Een woningcorporatie valt onder het BTIV. In dat kader moet worden gewezen op de beperkingen die in het BTIV zijn opgenomen. Het zal duidelijk zijn dat het geschikt maken van leegstaande panden voor woningbouw om investeringen vraagt. Zo geldt een maximaal investeringsbedrag voor de woningcorporatie ter hoogte van EUR 10.000,- (excl. BTW) per woning. Daarnaast geldt de verplichting om bij complexgewijze verhuur ten minste 50% van het gebouw daadwerkelijk aan statushouders te verhuren. De huisvesting van andere groepen is dus ook toegestaan. Voornaamste doel hiervan is spreiding en een betere integratie.

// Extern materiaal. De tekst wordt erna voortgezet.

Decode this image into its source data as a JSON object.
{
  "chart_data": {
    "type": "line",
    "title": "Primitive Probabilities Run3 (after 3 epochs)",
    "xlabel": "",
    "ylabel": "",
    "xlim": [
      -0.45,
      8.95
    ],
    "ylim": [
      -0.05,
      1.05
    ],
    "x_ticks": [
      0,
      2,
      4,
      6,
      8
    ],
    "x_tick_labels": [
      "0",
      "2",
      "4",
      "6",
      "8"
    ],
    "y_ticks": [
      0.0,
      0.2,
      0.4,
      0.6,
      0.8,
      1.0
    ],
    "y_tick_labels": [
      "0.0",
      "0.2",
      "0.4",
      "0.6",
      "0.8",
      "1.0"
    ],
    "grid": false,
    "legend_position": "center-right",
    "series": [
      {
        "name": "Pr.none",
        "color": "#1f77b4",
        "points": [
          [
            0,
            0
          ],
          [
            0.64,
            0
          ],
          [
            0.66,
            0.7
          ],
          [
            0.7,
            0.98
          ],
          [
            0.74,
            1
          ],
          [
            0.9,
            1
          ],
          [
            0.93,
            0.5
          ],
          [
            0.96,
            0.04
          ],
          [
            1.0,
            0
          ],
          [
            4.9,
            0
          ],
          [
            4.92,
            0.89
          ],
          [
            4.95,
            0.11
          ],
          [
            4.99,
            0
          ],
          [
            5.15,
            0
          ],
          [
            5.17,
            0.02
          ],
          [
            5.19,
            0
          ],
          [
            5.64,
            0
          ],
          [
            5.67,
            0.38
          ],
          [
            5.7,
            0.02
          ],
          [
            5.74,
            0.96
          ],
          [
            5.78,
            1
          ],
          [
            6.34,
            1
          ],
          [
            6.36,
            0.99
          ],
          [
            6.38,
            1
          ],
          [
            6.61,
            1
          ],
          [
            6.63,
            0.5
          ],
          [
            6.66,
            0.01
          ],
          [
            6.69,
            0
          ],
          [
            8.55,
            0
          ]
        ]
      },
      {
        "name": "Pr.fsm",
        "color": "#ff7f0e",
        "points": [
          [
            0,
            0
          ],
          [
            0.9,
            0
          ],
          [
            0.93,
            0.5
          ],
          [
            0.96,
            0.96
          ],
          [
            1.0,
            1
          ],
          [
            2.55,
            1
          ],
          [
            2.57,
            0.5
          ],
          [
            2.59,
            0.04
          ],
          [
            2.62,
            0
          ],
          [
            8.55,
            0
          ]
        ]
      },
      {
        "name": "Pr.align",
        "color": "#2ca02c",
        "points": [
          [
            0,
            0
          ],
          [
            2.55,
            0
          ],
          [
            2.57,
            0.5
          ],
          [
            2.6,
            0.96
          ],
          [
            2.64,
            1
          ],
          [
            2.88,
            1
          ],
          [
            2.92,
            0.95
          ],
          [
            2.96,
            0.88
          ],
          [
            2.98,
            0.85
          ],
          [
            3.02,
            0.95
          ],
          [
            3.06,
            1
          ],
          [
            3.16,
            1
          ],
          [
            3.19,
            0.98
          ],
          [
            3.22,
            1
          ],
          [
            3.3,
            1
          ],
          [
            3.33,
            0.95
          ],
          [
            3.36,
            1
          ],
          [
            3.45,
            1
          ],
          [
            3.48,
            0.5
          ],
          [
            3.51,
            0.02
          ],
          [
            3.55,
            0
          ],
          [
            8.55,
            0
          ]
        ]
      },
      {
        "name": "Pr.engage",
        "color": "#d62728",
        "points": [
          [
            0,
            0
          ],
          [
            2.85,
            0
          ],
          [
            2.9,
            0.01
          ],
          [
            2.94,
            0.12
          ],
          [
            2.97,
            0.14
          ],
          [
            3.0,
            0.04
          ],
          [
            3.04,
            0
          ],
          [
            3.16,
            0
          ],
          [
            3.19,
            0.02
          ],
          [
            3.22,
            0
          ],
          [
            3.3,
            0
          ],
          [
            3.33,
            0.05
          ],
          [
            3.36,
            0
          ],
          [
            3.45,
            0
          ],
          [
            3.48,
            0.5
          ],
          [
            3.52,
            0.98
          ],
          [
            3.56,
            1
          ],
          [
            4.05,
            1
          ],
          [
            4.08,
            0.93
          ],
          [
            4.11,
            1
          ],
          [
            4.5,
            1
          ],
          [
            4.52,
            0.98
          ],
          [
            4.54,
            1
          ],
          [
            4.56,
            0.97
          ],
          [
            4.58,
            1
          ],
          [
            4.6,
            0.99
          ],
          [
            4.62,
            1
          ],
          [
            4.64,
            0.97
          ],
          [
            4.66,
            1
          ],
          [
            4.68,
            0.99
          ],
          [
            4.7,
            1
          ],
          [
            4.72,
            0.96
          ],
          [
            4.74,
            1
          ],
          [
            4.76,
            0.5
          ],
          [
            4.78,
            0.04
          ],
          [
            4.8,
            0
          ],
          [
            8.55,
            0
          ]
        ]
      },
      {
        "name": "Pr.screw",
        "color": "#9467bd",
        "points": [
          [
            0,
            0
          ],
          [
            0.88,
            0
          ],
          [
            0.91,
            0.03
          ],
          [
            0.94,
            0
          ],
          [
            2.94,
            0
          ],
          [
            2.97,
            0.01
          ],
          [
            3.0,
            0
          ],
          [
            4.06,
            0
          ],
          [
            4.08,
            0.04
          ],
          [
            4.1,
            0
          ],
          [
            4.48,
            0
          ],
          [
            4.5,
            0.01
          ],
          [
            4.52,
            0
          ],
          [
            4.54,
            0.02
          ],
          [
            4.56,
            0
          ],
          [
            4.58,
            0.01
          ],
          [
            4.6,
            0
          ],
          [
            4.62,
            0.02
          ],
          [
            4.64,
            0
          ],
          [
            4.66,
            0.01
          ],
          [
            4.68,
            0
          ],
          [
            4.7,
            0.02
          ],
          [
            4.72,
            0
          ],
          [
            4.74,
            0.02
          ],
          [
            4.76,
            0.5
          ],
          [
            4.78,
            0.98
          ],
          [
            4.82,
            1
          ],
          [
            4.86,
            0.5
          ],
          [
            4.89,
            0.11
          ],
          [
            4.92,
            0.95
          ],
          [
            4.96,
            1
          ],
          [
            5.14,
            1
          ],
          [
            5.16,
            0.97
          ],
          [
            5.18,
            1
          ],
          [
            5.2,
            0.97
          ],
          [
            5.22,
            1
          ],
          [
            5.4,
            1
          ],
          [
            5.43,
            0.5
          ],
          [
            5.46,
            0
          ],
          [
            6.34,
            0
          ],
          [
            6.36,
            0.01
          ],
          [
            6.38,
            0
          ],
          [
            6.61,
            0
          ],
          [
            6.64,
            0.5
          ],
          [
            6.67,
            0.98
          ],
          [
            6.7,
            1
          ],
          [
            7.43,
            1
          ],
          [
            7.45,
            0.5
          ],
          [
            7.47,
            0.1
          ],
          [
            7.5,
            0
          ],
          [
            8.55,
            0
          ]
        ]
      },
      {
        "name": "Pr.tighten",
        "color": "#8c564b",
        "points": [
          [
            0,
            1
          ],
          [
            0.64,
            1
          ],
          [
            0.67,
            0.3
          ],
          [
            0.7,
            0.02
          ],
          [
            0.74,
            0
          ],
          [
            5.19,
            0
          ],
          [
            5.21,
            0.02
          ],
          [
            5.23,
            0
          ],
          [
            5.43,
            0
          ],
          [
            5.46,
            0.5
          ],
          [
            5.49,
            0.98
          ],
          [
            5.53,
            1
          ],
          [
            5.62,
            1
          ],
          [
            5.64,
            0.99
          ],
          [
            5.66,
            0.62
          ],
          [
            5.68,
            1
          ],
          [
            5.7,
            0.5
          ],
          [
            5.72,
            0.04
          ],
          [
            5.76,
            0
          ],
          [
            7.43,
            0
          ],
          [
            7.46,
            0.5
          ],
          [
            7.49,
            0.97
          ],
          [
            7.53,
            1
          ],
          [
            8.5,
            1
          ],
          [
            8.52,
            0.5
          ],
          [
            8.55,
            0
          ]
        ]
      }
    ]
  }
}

Bij die andere groepen moet het uiteraard ook gaan om huishoudens die in aanmerking komen voor een sociale huurwoning.
Mocht na enige tijd blijken dat het aantal vergunninghouders in een gebouw minder is dan de genoemde 50%, dan zal de woningcorporatie een verklaring van de gemeente moeten overleggen waaruit blijkt dat deze het niet langer nodig acht dat minimaal 50% van de woningen in het gebouw aan vergunninghouders wordt verhuurd.

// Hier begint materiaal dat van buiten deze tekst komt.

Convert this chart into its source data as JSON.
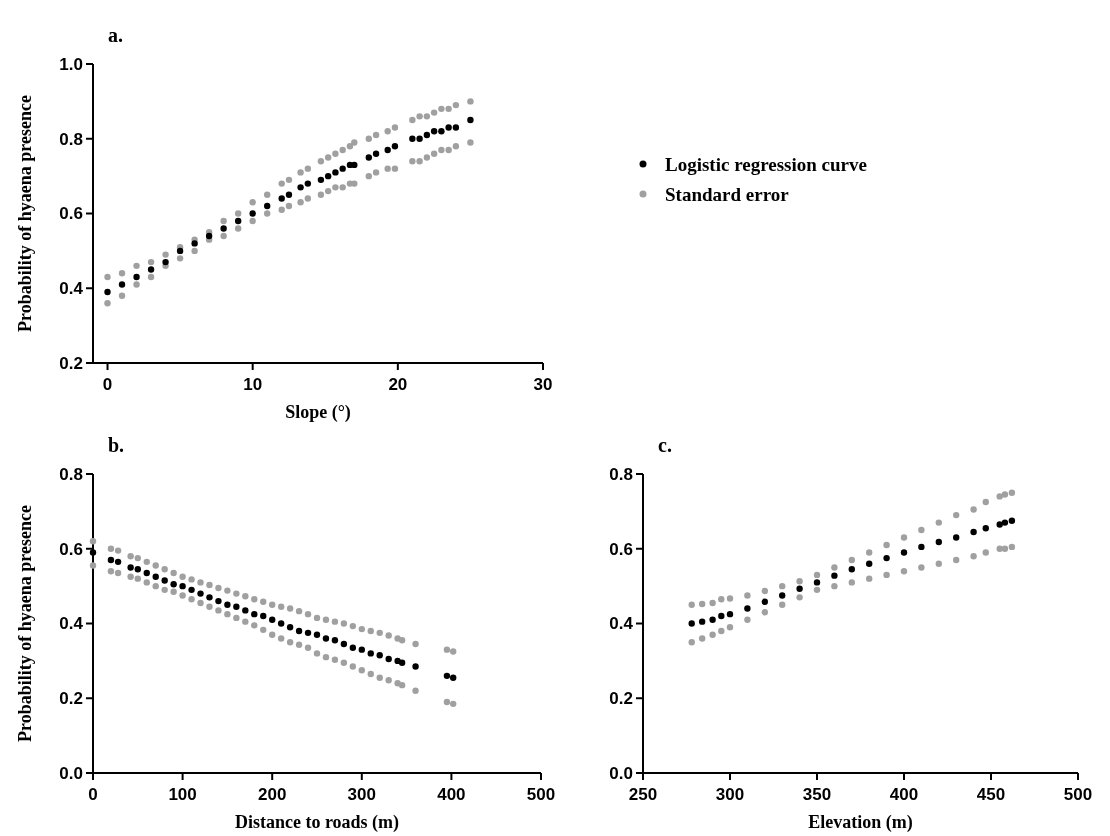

De toestemming wordt vervolgens alleen verleend, als de gemeente een verklaring afgeeft dat de gevraagde verhuur via de woningcorporatie noodzakelijk is om te voldoen aan de taakstelling die aan de gemeente is opgelegd. Dit kan niet eerder, dan nadat een markttoets is uitgevoerd. Hiervoor moet de gemeente nagaan - via een algemene bekendmaking gedurende 2 weken langs elektronische weg - of anderen dan de woningcorporatie geïnteresseerd zijn om het beoogde gebouw te exploiteren voor de verhuur aan statushouders. Aandachtspunt hierbij is dat hierbij dezelfde voorwaarden gelden voor deze partijen als voor de woningcorporatie.

Ten slotte

De verruiming van de Woningwet heeft een geldingsduur van 5 jaar. Indien daarna blijkt dat er nog steeds behoefte is aan deze verruiming, dan zal er een nieuwe wetswijziging moeten plaatsvinden. Dat zal ook afhangen van het succes dat gemeenten boeken bij het vervullen van hun taakstelling. De aanpassingen in de regelgeving maken dit beter mogelijk.